We are witnessing the birth of a generation that not only delegates tasks to technology but also outsources its ability to think. As AI offers us unlimited convenience, we face the risk of losing what makes us human. When systems fail – because they will fail – we will face an intellectual blackout. We will be spectators of our own incapacity, without the strength to react.

Tristan Harris, former Google employee and technology ethics activist, discusses in the documentary The Social Dilemma how digital technologies are designed to capture our attention and promote dependency. According to Harris, “If you’re not paying for the product, you are the product.”

When ignorance is a blessing

But let’s not be unfair. A large part of humanity has never truly enjoyed the intellectual autonomy it has at its disposal, greatly facilitating its control and submission. Perhaps for this type of passive personality, the growth of technological dependence doesn’t make much of a difference.

More artificial intelligence, less human intelligence

Artificial intelligence is a binary knife: it can elevate us to new heights or dumb us down completely, depending on how we use it. It is up to us to decide whether we want a future of progress or to outsource our brains, promoting a cognitive return to the caves. Knowing a bit about the human being, we will probably walk, with a smile on our faces, toward the second option, fully surrendering to the pleasures of a meaningless life only to regret it later, thinking “who could have imagined?”. But not with these words, of course. With guttural roars only. Or cave paintings, whatever.

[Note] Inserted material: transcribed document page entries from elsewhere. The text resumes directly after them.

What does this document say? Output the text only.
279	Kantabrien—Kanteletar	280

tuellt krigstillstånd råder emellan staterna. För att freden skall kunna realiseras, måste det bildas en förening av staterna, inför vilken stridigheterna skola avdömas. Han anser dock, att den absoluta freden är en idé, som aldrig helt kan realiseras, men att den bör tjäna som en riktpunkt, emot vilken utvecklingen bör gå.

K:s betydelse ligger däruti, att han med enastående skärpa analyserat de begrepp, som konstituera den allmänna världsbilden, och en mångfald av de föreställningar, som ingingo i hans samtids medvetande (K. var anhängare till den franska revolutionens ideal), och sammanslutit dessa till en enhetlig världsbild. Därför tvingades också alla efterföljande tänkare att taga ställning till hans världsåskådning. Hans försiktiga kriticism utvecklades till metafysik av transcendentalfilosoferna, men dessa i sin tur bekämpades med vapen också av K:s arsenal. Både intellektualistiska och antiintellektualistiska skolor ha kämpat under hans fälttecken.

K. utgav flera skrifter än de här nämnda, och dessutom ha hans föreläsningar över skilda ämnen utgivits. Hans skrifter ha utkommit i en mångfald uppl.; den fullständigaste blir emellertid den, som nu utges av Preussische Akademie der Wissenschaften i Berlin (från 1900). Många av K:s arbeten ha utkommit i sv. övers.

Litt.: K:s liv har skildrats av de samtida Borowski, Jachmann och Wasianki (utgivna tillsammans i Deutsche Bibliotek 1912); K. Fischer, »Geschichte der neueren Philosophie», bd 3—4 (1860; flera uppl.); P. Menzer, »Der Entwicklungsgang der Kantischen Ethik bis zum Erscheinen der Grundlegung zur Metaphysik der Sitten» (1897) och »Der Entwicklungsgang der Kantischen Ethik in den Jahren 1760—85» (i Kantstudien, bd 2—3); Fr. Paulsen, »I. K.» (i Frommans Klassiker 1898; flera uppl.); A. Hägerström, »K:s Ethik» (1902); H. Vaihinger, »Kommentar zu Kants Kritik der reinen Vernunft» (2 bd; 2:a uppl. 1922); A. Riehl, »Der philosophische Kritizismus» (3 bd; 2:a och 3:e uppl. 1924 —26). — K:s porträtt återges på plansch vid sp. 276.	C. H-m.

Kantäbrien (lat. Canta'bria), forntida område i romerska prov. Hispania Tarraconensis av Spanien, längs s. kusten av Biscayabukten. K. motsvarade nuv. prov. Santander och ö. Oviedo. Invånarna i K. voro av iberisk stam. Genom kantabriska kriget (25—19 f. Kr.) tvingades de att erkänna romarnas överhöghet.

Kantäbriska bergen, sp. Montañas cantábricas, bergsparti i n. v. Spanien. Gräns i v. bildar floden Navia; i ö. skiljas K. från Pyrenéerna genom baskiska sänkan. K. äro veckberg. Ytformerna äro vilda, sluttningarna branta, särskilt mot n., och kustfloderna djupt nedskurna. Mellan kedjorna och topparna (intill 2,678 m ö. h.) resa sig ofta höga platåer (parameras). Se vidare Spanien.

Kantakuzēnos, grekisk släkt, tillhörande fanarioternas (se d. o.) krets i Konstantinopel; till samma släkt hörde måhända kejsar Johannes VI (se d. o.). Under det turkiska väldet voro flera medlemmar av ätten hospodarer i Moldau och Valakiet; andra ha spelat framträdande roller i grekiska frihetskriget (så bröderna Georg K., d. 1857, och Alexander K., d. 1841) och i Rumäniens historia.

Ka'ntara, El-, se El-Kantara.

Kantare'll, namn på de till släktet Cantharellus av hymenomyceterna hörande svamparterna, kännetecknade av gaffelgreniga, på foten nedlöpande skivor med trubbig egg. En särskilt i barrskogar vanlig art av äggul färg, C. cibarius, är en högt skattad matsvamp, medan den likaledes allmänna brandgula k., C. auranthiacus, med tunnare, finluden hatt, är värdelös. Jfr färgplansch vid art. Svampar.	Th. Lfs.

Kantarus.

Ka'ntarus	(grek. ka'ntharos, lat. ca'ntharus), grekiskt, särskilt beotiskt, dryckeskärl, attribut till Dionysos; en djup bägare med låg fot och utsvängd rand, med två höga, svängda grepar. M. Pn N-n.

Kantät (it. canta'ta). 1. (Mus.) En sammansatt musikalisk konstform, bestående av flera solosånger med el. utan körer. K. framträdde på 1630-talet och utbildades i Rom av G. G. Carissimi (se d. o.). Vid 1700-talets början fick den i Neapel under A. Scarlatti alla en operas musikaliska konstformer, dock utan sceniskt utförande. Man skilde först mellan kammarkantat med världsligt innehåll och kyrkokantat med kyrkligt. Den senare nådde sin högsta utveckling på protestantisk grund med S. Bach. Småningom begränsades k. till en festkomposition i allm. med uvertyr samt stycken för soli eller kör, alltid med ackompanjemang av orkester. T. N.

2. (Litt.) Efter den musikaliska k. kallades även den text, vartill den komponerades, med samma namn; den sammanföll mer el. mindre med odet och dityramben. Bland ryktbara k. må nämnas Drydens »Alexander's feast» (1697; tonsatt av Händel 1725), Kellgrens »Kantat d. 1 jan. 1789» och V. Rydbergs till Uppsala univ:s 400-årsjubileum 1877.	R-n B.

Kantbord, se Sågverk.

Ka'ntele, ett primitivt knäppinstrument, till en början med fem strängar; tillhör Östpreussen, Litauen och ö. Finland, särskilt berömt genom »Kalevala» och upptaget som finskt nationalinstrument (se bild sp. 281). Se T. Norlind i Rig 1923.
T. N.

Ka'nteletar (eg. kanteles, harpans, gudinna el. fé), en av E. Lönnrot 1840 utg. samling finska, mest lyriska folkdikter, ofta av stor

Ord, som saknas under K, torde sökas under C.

Found this article too pessimistic? Didn’t like the sarcasm? Irony? Nihilism? Well, know that I asked ChatGPT for an opinion and It assured me it’s very good.

References
  • Carr, N. (2010). The Shallows: What the Internet Is Doing to Our Brains. W.W. Norton & Company.
  • Harari, Y. N. (2015). Sapiens: A Brief History of Humankind. L&PM Editores.
  • May, R. (1975). The Courage to Create. W.W. Norton & Company.
  • Newport, C. (2019). Digital Minimalism: Choosing a Focused Life in a Noisy World. Portfolio.
  • Orlowski, J. (Director). (2020). The Social Dilemma [Documentary]. Exposure Labs.
  • Nature Reviews Neuroscience. (2021). Digital technology and its impact on cognitive abilities. Nature Publishing Group.